Mit Schirmen und Regenjacken bewaffnet und an der linken Hand angeseilt, machte sich die Gruppe auf den Weg. Von der Exkursion, die ihren Ausgangspunkt an der documenta-Halle nahm, sollen hier exemplarisch zwei Stationen vorgestellt werden.

Der erste Anlaufpunkt war der Kasseler Friedrichsplatz. Wie sollte die Seilschaft diesem altehrwürdigen Platz mit dem imposanten Gebäude des Fridericianums begegnen? Eine Formation des Dreiecks und eines Vierecks wurde als Bewegungsform vorgeschlagen. Die Gruppe nahm die Geometrie des Platzes und die architektonische Klarheit des Fridericianums auf.

Abbildung 3: Die Gruppe in Dreiecksformation (Foto: K.R.)

Die Geometrie der Bewegungsform lässt sich sicherlich mit dem klassizistischen Bau in Beziehung setzen, der in der zweiten Hälfte des 18. Jahrhunderts vom Architekten Simon Louis du Ry als eine symmetrische Dreiflügelanlage errichtet worden war. Auch die Gestalt der Platzanlage basierte ursprünglich auf geometrisch angelegten Wegen, Rasenflächen und Baumreihen.

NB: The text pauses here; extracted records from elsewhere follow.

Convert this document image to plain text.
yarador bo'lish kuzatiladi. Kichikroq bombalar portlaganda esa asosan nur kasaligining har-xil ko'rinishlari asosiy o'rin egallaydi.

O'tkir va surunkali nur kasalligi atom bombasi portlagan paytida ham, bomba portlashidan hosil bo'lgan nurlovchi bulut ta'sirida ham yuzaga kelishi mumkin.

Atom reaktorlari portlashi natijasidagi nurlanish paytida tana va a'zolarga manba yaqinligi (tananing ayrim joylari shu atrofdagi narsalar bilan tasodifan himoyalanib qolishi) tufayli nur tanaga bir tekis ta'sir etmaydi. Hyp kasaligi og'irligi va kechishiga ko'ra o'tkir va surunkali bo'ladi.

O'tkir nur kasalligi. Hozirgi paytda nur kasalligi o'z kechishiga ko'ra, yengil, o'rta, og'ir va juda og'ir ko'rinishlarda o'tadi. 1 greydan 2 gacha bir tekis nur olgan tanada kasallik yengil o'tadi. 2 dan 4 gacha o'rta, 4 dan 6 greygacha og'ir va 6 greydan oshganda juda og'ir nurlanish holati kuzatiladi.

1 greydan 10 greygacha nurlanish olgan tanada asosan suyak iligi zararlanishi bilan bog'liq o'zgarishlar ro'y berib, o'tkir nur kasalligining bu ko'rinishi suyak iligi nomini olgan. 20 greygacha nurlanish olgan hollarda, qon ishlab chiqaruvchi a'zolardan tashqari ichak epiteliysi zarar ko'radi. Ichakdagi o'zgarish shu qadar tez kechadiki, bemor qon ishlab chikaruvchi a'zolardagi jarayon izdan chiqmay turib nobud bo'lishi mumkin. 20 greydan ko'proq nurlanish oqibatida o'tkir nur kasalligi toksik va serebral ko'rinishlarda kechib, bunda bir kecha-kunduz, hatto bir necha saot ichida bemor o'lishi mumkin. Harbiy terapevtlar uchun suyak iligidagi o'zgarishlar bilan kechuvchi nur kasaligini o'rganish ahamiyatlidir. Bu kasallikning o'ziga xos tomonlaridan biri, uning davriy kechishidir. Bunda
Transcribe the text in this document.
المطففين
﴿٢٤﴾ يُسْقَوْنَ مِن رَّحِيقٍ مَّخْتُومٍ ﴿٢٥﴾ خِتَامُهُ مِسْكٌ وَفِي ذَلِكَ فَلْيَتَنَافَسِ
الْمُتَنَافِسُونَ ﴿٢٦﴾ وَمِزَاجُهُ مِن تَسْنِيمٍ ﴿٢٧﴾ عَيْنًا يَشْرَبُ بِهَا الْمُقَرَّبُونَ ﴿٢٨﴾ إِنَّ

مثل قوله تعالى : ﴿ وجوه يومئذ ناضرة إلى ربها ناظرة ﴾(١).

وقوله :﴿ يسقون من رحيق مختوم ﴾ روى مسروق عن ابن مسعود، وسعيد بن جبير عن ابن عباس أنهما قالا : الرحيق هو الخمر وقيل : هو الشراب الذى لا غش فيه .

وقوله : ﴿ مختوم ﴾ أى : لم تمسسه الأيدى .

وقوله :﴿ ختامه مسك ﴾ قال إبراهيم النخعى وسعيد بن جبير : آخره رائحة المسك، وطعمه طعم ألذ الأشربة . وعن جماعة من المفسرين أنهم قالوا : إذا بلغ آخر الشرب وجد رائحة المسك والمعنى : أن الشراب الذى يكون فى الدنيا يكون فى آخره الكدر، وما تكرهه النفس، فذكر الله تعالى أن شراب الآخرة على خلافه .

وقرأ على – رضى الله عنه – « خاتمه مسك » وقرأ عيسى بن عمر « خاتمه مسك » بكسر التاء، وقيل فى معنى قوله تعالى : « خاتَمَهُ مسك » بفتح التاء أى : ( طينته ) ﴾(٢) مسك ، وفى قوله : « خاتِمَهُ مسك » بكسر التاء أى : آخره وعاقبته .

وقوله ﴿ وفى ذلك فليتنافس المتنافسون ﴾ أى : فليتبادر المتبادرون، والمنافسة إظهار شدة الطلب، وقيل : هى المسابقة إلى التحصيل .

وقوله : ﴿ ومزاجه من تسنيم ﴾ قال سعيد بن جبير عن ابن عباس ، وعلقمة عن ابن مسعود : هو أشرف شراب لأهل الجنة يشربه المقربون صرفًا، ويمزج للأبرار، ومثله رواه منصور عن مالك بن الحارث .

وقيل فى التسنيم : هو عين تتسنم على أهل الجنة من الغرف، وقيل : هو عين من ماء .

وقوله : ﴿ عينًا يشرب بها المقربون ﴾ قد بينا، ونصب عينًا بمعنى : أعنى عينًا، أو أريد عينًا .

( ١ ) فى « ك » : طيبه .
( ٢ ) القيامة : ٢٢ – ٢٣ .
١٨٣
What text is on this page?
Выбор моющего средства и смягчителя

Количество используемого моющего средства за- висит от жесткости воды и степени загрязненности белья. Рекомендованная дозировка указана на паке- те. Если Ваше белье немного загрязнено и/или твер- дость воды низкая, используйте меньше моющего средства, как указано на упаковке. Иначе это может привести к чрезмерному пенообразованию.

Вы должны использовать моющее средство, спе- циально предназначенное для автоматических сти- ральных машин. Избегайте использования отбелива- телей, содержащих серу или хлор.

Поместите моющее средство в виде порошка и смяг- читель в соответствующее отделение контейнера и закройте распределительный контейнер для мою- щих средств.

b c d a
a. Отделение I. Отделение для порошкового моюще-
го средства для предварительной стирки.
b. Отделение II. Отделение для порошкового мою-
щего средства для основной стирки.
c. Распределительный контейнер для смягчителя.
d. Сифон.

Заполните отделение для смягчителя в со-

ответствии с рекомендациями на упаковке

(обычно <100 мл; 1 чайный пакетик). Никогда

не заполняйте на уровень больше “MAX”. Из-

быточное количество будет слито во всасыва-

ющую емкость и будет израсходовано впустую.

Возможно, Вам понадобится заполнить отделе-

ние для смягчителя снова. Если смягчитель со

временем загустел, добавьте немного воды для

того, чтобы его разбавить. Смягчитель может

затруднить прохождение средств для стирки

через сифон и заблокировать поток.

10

Abbildung 4: Friedrichsplatz in Kassel; Planausschnitt von 17863

Nach einer mehr als 200jährigen wechselvollen Geschichte sind diese Geometrien noch bzw. wieder zu erkennen.4 Der Platz trägt wie jeder Ort seine Geschichte mit sich, gleichsam verbinden sich mit dem Ort Geschichten und Geschichte. Wenn die ExkursionsteilnehmerInnen eine Bewegungsform finden sollen, die ihre Auseinandersetzung mit der Anlage zeigt, dann gilt es über die verschiedenen Bedeutungszuschreibungen an den Platz zu kommunizieren. Je nachdem, was die ExkursionistInnen mit dem Ort in Beziehung setzen, werden andere Bewegungsformen zu finden sein, sei es das spaziergängerische Flanieren, die militärischen Paraden oder die formale Gestalt des Platzes. Im Verband der Seilschaft muss eine gemeinsame Bewegungsform ausgehandelt werden.